Pour la première fois, depuis leur retour de la chasse, Mme Wilson et sa fille se trouvaient seules.

— Pauvre ange… tu souffres donc bien ? — dit Mme Wilson à Raphaële.

La jeune fille répondit par un douloureux soupir accompagné d’un regard chargé de larmes.

Mme Wilson prit entre ses deux petites mains la tête de sa fille, qui reposait sur son épaule, et la baisa plusieurs fois au front en disant :

— Toi souffrir,… mon ange,… toi,… oh ! je n’ai jamais jusqu’ici… ressenti la haine,… mais celui-là qui le causerait le moindre chagrin serait poursuivi par moi… d’une animosité terrible, implacable…

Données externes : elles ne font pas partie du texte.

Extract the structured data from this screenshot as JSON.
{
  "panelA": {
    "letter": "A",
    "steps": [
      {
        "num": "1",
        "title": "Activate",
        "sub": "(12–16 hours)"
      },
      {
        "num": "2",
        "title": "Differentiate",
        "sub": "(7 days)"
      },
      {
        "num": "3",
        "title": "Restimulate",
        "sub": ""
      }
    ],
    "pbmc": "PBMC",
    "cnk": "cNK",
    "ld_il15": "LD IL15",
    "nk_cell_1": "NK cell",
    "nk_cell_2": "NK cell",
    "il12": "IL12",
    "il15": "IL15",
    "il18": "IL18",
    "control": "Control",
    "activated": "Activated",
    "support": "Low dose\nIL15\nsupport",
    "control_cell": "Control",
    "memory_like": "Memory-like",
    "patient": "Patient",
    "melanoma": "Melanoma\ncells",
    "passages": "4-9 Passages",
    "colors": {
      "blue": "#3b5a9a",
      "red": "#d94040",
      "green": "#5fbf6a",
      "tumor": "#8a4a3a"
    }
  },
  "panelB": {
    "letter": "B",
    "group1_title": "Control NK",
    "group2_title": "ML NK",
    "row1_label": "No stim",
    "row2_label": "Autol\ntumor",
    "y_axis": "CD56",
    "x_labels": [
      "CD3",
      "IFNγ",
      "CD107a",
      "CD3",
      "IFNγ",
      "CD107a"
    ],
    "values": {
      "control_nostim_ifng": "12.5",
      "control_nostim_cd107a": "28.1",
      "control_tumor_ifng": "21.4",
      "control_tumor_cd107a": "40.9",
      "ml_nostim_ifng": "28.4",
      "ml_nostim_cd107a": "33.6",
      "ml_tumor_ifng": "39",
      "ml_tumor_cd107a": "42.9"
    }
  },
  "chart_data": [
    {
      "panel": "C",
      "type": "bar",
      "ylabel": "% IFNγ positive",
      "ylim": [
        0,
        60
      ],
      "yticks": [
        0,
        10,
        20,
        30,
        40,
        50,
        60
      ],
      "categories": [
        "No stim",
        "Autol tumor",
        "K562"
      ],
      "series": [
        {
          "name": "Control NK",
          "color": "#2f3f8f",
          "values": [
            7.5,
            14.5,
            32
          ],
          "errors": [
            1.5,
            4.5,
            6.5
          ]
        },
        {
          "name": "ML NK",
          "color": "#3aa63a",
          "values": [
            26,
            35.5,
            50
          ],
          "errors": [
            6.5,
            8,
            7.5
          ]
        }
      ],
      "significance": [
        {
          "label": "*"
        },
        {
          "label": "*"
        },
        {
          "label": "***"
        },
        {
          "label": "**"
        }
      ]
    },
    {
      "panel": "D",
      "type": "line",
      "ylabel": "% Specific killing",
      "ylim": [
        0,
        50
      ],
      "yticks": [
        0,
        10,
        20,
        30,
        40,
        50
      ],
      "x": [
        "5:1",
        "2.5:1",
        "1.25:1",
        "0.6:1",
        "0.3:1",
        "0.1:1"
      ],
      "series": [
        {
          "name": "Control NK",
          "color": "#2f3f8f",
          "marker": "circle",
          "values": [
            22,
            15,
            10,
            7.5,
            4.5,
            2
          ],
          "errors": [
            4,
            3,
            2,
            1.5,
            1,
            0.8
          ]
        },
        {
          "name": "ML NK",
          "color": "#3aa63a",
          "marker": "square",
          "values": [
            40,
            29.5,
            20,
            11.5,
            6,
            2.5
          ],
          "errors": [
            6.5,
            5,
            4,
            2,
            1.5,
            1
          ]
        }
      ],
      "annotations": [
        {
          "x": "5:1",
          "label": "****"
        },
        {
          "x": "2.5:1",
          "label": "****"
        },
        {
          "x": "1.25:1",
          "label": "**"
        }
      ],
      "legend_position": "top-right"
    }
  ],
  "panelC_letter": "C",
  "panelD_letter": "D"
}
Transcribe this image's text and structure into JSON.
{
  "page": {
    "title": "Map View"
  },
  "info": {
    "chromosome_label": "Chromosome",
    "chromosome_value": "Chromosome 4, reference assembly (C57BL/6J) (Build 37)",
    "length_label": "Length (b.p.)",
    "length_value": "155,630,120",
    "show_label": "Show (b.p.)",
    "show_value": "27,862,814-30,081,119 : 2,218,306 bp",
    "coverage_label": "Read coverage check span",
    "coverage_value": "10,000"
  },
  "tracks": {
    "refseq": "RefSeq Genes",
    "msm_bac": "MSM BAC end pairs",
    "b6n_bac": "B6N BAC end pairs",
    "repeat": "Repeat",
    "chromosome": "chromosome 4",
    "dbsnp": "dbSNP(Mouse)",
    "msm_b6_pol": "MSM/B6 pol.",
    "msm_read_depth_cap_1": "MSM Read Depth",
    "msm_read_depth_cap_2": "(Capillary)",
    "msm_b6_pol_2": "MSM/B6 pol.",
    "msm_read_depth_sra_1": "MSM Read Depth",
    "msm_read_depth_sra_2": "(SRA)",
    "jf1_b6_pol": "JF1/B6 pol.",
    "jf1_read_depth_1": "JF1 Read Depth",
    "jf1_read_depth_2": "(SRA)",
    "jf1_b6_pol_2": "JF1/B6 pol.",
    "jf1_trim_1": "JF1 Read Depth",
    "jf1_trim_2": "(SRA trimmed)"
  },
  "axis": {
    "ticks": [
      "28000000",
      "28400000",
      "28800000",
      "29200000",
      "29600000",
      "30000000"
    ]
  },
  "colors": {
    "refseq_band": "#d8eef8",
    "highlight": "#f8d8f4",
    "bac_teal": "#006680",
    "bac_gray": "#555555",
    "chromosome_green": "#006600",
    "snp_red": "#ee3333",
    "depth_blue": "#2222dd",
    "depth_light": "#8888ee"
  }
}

En parlant de la haine qu’elle éprouverait,… la vive et agaçante physionomie de Mme Wilson se transfigura ; ses yeux toujours si gais, si sereins, brillèrent d’un sombre éclat ; sa bouche, toujours si rieuse, se contracta ; les veines de son front se gonflèrent ; enfin, l’expression de son visage parut un instant si menaçant à Raphaële, qu’elle s’écria, épouvantée :

— Maman… ne le hais pas,… je l’aime tant…

À ces mots de Raphaële, qui disaient son incurable passion pour le vicomte Scipion Duriveau, Mme Wilson, par un brusque revirement, cacha sa figure dans ses mains et fondit en larmes.